Commonwealth’s Memorandum In Opposition to Defendant’s Motion to Dismiss

Commonwealth’s Memorandum In Opposition to Defendant’s Motion to Dismiss

The device worn by the defendant to Logan Airport was an assembled object. The defendant asserts that the device she wore to Logan airport does not constitute a hoax device because “separate components … cannot constitute a hoax device.” (D. Supp. Mem. 13). The defendant, however, cites no authority for this proposition and declines to inform the Court how this proposition, even if true, specifically applies to the defendant in this case. Presumably, the defendant is referring to the fact that she disconnected the 9-volt battery from the rest of her device upon leaving Terminal C. The defendant’s argument fails for two reasons. Most obviously, it fails because a person who violates G.L. c. 266, § 102A1/2, by employing a hoax device with the required intent, does not escape criminal liability because she thereafter disassembles the device. The defendant in this case can no more escape criminal liability under § 102A1/2 than can a defendant escape liability for unlawful possession of a firearm because, after he displays the firearm in question, he disassembles it. It was still a firearm at the time of the offense. In this case, the battery was attached to the defendant’s device from the time she entered Terminal C until the time she left it. It is irrelevant that she detached the battery as she left the terminal.

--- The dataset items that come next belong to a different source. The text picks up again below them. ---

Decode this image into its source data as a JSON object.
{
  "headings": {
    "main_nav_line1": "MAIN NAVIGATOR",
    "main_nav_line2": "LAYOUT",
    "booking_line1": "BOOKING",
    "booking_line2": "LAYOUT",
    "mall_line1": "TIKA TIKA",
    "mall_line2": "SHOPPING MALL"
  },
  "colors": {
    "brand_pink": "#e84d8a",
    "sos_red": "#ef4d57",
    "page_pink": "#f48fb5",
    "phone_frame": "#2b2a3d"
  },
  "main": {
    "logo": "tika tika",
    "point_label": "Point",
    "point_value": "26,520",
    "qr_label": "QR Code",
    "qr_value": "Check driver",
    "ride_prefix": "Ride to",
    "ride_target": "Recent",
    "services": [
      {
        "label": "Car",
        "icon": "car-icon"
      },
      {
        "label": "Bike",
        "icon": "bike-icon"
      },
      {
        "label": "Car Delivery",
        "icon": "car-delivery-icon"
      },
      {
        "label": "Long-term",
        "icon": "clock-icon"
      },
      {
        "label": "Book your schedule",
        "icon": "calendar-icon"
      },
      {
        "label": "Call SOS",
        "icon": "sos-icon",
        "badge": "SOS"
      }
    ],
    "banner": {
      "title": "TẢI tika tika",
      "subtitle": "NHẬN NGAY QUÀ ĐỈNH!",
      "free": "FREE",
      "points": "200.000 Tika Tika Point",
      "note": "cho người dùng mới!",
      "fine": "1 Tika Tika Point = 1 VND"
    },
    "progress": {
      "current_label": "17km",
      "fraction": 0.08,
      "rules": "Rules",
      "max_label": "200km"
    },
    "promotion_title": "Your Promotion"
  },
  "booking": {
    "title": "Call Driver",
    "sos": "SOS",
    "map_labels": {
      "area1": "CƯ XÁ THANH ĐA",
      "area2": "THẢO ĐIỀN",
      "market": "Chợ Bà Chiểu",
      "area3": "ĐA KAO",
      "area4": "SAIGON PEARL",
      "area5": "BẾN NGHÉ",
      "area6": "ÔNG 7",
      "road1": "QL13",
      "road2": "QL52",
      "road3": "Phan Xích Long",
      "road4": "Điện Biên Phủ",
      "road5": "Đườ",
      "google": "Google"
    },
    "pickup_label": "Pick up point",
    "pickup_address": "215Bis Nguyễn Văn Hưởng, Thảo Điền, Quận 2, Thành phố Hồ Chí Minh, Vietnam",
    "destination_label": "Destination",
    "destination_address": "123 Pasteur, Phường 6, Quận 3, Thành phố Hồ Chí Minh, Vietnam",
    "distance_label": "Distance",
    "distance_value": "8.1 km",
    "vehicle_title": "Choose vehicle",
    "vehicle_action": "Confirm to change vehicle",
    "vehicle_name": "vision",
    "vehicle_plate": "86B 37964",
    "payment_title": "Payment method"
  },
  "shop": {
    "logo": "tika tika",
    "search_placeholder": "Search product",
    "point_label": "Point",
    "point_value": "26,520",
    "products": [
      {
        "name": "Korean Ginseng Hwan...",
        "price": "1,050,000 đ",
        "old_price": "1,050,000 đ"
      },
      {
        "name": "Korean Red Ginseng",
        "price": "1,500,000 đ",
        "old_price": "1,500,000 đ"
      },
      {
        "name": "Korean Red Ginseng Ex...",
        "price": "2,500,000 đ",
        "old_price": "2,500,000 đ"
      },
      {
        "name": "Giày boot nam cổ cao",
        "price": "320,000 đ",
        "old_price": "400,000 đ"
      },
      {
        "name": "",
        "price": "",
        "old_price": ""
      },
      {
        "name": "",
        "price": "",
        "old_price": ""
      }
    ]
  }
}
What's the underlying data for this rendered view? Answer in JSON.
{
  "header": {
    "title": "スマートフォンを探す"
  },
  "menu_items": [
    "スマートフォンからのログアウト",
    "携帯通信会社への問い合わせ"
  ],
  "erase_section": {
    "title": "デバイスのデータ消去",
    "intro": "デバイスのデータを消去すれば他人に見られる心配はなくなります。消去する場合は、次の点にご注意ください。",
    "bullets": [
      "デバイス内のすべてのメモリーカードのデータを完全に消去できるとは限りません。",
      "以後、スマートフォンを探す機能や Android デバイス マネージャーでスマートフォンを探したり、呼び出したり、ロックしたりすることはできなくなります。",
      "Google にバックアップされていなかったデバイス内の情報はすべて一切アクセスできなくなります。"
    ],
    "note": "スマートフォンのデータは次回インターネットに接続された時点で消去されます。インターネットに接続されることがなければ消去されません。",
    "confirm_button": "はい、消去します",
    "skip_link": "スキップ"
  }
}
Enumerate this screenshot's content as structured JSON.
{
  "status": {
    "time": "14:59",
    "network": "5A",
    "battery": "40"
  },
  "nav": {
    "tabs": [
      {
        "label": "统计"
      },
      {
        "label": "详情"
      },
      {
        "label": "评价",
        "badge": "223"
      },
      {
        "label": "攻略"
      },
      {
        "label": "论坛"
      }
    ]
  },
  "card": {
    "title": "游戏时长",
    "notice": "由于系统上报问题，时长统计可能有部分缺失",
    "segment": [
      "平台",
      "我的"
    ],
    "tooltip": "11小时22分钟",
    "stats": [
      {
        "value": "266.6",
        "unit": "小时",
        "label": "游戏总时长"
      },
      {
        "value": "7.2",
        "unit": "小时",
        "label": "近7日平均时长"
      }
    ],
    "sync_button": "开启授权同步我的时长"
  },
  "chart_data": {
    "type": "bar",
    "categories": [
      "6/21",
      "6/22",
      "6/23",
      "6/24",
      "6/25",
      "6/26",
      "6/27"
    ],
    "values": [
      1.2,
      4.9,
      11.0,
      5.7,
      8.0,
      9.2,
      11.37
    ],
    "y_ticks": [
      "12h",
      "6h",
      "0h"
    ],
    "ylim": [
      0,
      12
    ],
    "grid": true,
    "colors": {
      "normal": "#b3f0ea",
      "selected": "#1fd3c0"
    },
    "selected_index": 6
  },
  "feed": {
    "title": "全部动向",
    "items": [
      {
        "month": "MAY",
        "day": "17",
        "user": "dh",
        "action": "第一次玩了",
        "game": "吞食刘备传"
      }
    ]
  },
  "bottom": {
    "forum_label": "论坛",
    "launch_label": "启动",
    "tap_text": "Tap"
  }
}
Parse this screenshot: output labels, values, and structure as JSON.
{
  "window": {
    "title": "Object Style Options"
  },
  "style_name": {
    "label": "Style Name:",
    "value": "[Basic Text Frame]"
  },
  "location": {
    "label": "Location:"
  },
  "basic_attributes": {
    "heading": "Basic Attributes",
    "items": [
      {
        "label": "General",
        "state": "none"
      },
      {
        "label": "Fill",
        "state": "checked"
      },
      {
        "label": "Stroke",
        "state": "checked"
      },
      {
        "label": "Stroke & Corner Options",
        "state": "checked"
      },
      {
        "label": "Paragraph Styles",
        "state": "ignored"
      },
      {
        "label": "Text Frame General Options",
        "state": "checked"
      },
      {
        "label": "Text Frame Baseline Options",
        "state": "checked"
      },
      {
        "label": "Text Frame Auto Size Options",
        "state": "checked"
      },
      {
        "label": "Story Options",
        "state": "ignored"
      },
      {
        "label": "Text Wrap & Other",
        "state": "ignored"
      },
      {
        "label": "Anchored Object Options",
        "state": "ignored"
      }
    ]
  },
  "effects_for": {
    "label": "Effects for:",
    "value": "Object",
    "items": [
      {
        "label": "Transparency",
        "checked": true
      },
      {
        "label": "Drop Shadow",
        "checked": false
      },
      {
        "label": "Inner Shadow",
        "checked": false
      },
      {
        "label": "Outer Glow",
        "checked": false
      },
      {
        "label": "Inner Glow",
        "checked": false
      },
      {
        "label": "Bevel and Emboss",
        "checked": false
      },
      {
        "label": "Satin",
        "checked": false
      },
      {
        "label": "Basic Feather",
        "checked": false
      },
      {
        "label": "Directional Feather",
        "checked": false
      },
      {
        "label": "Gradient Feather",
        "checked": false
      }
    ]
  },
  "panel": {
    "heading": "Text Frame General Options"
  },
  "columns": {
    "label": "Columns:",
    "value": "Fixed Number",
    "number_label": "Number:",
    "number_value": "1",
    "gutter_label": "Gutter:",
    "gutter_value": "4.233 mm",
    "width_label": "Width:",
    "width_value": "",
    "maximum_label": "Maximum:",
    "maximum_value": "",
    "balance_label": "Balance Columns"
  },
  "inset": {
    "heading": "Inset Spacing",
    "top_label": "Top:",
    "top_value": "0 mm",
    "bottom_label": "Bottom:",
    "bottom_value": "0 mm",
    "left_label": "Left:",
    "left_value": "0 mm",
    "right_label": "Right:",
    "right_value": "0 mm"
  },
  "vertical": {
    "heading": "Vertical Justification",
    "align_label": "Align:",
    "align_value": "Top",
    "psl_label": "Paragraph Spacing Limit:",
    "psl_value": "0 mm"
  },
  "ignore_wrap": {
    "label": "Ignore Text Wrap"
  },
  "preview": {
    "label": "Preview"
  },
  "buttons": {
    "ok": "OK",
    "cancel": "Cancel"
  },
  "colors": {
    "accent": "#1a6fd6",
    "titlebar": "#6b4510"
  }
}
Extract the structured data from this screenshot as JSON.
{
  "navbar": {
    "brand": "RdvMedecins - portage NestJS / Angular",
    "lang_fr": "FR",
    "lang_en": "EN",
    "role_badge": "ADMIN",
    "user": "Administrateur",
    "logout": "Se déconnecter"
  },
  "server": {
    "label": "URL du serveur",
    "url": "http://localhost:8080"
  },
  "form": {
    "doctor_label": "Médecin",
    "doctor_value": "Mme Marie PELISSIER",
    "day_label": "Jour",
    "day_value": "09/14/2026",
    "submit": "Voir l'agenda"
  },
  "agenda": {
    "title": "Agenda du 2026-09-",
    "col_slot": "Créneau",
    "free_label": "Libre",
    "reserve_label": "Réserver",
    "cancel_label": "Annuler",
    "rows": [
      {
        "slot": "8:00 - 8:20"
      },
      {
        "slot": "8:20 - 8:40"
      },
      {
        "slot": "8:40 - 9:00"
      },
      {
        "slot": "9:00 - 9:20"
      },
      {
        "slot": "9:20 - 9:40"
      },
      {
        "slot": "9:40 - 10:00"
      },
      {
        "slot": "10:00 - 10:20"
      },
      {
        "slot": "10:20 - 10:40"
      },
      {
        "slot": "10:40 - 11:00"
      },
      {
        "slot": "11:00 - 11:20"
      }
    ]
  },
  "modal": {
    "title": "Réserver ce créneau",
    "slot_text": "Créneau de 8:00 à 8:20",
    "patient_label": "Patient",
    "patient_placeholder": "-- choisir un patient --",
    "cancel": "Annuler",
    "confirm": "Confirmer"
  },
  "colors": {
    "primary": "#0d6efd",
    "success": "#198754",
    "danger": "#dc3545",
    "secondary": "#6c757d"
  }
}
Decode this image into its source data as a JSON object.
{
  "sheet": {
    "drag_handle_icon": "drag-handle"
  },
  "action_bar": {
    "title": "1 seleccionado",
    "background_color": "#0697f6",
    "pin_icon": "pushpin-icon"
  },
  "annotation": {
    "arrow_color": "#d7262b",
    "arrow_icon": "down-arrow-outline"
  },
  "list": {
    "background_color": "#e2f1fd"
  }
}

Second, in Carter, the Supreme Judicial Court said only that “the infernal machine condemned by § 102A must be an assembled object,” Id. at 208, and not that it must have a battery attached to it. Even after detaching the 9-volt battery, the defendant still wore an assembled object on her chest, comprised of a circuit board, wires, and numerous LEDs. If the device still was such as “would cause a person reasonably to believe that such device was an infernal machine,” it still constituted a hoax device. G.L. c. 266, § 102A1/2.

CONCLUSION

For the foregoing reasons, the Commonwealth respectfully requests that this Court deny the Defendant’s Motion to Dismiss.